TensorRT-LLM includes an API to implement Python and C++ runtimes. The role of the runtime components is to load the TensorRT engines and drive their execution. Typically, for an auto-regressive model like GPT, the runtime is in charge of loading the engine that implements both the processing of the input sequence as well as the body of the generation loop. See the GPT C++ Runtime document for details on the C++ Runtime.
Even if TensorRT is designed for single-GPU systems, TensorRT-LLM adds the support for systems with multiple GPUs and nodes. It is enabled using TensorRT plugins that wrap communication primitives from the NCCL library as well as a custom plugin that optimize the All-Reduce primitive in the presence of All-to-all connections between GPUs (through NVSwitch in DGX systems).
The communication plugins can be found in cpp/tensorrt_llm/plugins/ncclPlugin and the multi-GPU functions are exposed in the TensorRT-LLM Python API as:
# In tensorrt_llm/functional.py:
# Collectives.
def allreduce(tensor: Tensor, group: List[int]) -> Tensor
def allgather(tensor: Tensor, group: List[int], gather_dim: int = 0) -> Tensor
# Point-to-point communication primitives.
def send(tensor: Tensor, tgt: int) -> Tensor
def recv(tensor: Tensor, src: int) -> Tensor
The multi-GPU support can be enabled through two different modes of model parallelism: Tensor Parallelism and Pipeline Parallelism. The former mode splits the different layers of a model across the GPUs. Each GPU runs the entire network and synchronizes with its siblings when needed. The Pipeline Parallelism distributes the different layers to the GPUs. Each GPU runs a subset of the entire model and communications happen at the boundary of those subsets of layers.

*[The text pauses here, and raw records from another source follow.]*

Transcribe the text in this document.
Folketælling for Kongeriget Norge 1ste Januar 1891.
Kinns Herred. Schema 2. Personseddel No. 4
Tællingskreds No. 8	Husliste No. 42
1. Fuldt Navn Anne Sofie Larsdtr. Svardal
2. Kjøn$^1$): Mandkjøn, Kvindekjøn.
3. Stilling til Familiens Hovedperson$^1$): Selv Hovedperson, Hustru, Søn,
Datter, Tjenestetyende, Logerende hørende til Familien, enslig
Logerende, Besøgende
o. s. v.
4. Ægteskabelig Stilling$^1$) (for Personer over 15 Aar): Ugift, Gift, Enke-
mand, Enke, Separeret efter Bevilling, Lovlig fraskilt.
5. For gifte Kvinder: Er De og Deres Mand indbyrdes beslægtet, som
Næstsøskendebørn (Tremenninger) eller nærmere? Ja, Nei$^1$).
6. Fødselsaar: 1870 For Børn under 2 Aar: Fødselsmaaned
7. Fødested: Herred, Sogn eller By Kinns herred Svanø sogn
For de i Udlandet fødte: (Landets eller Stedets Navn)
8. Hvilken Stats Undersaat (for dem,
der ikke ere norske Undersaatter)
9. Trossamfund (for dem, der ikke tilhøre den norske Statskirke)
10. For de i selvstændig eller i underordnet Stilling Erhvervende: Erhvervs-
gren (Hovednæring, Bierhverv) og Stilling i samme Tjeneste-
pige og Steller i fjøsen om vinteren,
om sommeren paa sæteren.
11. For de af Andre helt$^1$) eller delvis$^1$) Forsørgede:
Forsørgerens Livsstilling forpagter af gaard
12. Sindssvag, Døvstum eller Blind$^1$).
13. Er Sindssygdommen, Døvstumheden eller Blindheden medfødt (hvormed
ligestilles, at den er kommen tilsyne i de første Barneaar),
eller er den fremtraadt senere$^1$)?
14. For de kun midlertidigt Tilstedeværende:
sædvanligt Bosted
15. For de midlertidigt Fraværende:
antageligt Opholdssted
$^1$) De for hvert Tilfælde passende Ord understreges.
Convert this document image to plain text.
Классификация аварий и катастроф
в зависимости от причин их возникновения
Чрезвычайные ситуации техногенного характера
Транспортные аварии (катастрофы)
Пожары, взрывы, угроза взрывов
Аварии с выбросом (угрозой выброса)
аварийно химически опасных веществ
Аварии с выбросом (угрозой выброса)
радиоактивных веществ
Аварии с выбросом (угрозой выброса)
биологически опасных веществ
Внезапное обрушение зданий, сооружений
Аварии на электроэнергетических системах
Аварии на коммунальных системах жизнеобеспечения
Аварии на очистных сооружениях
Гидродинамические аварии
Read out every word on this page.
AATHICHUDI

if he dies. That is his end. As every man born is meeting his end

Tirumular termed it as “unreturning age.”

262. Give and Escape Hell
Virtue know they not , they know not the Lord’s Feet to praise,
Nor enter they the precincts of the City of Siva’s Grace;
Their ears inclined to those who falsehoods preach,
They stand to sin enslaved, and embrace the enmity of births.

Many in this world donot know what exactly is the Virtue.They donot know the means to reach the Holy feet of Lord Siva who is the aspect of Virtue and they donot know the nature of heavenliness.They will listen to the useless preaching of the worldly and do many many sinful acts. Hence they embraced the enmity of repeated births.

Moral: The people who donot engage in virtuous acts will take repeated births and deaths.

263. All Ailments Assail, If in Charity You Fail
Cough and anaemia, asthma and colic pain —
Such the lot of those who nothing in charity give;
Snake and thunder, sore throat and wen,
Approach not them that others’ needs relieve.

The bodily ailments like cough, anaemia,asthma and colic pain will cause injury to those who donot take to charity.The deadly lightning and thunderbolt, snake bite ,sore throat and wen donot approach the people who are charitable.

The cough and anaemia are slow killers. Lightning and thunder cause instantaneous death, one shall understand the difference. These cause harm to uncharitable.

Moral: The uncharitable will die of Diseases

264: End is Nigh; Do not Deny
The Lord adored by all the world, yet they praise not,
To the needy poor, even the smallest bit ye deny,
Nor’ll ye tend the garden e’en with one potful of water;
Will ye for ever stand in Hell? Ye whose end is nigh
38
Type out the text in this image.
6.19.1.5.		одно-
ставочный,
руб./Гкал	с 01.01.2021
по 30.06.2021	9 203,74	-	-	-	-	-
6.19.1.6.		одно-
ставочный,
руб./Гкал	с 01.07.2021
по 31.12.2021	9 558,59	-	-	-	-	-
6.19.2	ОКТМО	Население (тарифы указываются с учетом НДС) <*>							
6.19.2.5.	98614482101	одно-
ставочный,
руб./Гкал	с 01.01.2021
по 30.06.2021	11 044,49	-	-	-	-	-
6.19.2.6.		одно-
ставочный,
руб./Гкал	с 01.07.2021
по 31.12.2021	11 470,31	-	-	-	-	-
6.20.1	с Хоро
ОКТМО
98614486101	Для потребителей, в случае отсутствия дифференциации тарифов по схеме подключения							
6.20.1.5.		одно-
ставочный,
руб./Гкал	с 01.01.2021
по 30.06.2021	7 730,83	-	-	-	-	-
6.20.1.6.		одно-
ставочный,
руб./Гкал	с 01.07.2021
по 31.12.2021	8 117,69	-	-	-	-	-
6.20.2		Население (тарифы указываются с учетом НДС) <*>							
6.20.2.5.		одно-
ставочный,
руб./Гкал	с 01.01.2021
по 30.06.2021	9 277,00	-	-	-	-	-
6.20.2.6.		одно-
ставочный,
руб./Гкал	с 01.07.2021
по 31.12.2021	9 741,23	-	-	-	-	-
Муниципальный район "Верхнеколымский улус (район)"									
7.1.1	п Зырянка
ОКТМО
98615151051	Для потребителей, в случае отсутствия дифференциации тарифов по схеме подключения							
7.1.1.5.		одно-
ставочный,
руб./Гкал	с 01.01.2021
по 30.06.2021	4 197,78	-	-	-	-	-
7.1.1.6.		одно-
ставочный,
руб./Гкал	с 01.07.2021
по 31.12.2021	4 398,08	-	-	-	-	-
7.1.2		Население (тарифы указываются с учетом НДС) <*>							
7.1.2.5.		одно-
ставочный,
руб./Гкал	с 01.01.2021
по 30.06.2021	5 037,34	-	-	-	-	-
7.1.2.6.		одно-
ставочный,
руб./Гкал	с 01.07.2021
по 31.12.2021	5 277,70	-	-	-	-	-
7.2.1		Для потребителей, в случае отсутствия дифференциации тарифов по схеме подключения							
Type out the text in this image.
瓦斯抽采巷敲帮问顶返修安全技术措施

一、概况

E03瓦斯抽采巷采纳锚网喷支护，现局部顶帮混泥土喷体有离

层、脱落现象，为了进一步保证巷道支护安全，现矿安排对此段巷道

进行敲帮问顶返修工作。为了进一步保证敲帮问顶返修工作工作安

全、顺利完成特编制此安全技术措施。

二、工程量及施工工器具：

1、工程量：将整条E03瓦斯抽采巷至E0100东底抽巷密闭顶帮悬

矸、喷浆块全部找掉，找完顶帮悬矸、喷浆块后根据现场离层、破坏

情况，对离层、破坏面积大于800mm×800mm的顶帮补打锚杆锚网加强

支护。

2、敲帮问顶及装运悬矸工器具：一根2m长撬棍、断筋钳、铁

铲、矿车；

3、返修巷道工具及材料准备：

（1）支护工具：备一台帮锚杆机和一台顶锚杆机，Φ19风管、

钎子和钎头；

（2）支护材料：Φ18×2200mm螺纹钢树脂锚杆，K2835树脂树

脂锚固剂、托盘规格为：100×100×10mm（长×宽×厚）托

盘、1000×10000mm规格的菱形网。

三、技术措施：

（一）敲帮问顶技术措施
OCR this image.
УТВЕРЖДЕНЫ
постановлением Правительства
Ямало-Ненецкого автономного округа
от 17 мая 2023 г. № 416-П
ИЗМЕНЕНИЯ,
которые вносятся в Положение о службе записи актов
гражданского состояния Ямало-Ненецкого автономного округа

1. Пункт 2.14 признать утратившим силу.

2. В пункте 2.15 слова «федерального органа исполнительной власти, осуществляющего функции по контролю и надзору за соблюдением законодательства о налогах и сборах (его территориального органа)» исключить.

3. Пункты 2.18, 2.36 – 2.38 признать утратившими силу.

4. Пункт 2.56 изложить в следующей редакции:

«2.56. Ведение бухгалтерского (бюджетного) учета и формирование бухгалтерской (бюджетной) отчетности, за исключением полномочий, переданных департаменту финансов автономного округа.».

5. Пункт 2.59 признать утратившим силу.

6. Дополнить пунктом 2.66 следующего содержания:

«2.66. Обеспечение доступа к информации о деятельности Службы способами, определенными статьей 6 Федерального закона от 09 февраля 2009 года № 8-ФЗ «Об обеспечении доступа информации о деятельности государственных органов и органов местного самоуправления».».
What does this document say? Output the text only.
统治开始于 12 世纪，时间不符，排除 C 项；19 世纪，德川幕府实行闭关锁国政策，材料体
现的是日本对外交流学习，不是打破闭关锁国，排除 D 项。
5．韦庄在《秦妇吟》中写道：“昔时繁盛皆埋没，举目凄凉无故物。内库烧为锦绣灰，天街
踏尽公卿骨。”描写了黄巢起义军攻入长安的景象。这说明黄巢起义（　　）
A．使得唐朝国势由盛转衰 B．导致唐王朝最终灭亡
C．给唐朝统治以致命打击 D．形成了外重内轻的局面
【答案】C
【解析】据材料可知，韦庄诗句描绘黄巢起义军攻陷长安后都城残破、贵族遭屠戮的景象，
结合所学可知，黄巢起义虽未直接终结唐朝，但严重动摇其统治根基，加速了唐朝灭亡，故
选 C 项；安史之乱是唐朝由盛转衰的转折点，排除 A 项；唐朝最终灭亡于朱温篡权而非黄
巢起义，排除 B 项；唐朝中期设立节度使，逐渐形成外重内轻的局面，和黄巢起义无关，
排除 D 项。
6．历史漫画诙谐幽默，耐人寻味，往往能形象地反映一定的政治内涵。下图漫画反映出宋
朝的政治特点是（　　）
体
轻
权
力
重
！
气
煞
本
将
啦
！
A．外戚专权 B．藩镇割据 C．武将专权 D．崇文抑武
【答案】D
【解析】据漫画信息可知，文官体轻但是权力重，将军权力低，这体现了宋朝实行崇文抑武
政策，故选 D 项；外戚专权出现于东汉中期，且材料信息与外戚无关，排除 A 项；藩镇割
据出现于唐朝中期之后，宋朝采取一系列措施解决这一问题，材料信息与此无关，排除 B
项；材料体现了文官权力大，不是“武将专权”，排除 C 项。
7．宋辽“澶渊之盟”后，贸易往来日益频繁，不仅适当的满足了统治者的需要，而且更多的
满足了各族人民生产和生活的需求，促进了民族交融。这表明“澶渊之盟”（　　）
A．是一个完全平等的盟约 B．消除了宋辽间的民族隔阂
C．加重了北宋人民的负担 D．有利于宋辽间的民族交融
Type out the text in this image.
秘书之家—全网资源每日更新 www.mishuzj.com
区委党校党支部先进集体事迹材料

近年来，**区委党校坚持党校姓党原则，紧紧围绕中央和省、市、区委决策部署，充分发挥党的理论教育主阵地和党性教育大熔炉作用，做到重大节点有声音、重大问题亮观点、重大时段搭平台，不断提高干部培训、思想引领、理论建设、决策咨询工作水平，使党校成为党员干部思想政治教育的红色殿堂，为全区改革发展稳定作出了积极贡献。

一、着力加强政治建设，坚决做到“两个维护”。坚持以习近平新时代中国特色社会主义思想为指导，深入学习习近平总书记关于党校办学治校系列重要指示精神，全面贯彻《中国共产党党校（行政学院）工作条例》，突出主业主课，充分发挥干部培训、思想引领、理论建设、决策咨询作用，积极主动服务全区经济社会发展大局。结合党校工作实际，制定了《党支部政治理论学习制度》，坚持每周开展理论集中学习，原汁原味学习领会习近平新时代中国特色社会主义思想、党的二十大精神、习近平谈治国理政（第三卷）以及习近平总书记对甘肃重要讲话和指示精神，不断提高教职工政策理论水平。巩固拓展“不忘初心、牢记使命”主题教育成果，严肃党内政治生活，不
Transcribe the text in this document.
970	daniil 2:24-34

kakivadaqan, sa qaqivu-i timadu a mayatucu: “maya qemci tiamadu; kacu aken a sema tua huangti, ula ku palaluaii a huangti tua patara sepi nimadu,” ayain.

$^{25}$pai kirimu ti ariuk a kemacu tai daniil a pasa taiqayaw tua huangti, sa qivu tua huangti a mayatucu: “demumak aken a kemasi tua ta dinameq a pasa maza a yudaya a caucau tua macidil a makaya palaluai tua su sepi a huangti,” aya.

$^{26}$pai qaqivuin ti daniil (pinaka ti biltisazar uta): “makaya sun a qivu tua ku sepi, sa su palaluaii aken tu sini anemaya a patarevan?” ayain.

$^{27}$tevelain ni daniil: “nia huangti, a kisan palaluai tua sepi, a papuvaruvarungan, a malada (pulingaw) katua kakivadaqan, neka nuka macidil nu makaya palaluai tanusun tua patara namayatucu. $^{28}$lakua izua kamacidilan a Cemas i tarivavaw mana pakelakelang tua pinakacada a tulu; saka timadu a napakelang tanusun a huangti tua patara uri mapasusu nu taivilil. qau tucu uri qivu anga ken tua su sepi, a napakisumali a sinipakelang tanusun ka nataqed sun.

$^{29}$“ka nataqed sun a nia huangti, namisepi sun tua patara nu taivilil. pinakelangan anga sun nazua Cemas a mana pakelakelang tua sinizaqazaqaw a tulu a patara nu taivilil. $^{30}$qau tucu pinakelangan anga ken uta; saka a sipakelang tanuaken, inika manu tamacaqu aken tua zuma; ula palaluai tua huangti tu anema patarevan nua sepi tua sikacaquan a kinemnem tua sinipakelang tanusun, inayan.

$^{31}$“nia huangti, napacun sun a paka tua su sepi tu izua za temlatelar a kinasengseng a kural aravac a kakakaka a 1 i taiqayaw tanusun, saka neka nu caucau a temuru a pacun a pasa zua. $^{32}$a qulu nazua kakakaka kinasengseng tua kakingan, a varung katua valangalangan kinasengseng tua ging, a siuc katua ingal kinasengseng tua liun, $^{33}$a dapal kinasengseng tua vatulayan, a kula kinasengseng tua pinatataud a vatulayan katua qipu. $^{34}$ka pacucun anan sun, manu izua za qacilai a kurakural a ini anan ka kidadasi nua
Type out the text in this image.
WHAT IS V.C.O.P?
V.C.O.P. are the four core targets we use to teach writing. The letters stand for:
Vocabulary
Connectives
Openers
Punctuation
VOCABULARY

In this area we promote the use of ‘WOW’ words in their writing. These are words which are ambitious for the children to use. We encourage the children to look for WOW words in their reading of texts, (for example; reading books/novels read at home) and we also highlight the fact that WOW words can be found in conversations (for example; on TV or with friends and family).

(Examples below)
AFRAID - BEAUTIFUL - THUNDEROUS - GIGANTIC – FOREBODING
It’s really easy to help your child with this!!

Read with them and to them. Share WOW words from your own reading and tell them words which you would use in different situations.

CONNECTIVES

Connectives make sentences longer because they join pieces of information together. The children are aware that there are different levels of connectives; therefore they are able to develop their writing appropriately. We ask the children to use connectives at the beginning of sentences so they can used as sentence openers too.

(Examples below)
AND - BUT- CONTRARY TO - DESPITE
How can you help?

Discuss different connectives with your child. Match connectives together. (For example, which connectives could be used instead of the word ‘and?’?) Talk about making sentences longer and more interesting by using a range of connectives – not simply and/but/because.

Tensor Parallelism usually leads to more balanced executions but requires more memory bandwidth between the GPUs. Pipeline Parallelism reduces the need for high-bandwidth communication but may incur load-balancing issues and may be less efficient in terms of GPU utilization.
TensorRT-LLM supports in-flight batching of requests (also known as continuous batching or iteration-level batching) for higher serving throughput. See the Batch Manager document for more details.